Descrizione
148x210h mm, 172 pp., ill.
Non è un diario personale, non è un libro di storia minore, forse non è nemmeno un elenco di ricordi arresisi ai rimpianti o alle nostalgie che prima o poi lo affliggeranno.
Oppure è tutto questo insieme.
Fin dal primo racconto cogliamo che si tratta di un inno a quella gente a cui lo stesso autore ritiene di dovere la propria formazione; a quella generazione che non ha mai creato mostri. E quindi la vita contadina e i prodromi delle attività industriali, bagliori di infanzia e di guerra, riti religiosi e sociali attraverso aneddoti e proprie emozioni. Gli amici e le amiche e i loro giochi. La loro comune passione per il teatro e lo “sbarco” in città che, seppure distante solo sei chilometri, proponeva un mondo tutto diverso. Poi personaggi umili, modesti, creativi, scherzosi, arguti: come quelli dei soprannomi, quelli del secondo racconto (Maravija e U Marescallu) e del terzo (Gujermone de Trivellu).

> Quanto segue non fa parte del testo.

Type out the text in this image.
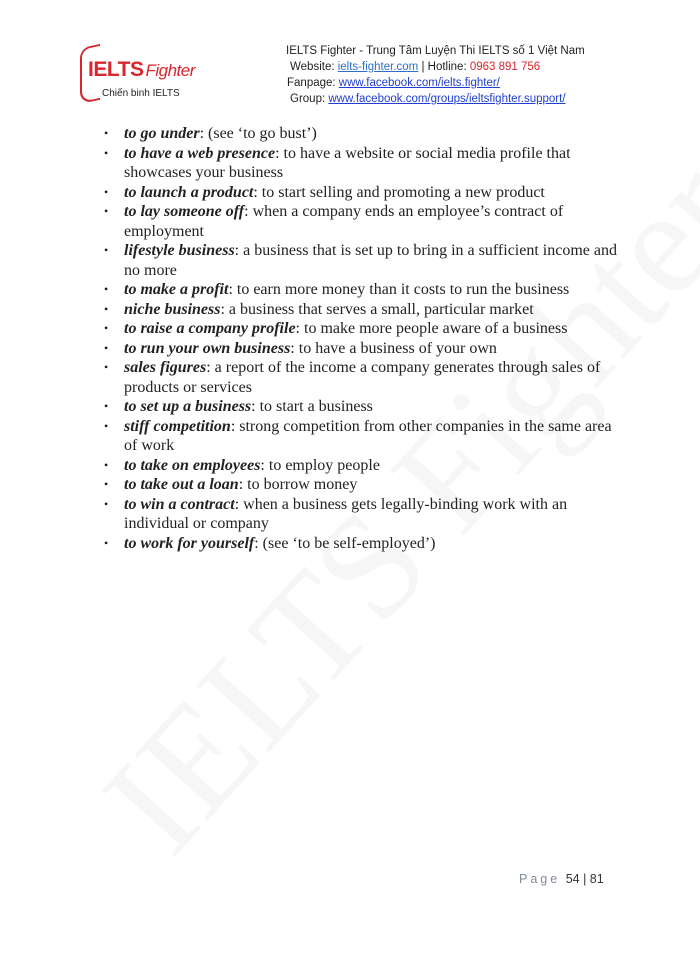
IELTS Fighter
Chiến binh IELTS
IELTS Fighter - Trung Tâm Luyện Thi IELTS số 1 Việt Nam
Website: ielts-fighter.com | Hotline: 0963 891 756
Fanpage: www.facebook.com/ielts.fighter/
Group: www.facebook.com/groups/ieltsfighter.support/
• to go under: (see ‘to go bust’)
• to have a web presence: to have a website or social media profile that showcases your business
• to launch a product: to start selling and promoting a new product
• to lay someone off: when a company ends an employee’s contract of employment
• lifestyle business: a business that is set up to bring in a sufficient income and no more
• to make a profit: to earn more money than it costs to run the business
• niche business: a business that serves a small, particular market
• to raise a company profile: to make more people aware of a business
• to run your own business: to have a business of your own
• sales figures: a report of the income a company generates through sales of products or services
• to set up a business: to start a business
• stiff competition: strong competition from other companies in the same area of work
• to take on employees: to employ people
• to take out a loan: to borrow money
• to win a contract: when a business gets legally-binding work with an individual or company
• to work for yourself: (see ‘to be self-employed’)
Page 54 | 81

Infine, il quarto racconto “Ma perché proprio a me”: la storia dei misteri e dell’occhiaticciu e delle fatture. Qualcosa di più personale che prelude (come ci dice egli stesso) al terzo libro già in fase di completamento.
Di tutto ciò ne avremo chiara contezza nell’ultima poesia che, se fosse stata posta all’inizio, avrebbe cambiato completamente l’approccio alla lettura di tutto il resto, evidenziando una fatica psicologica e una sofferenza che avrebbero chiamato in causa uno specialista.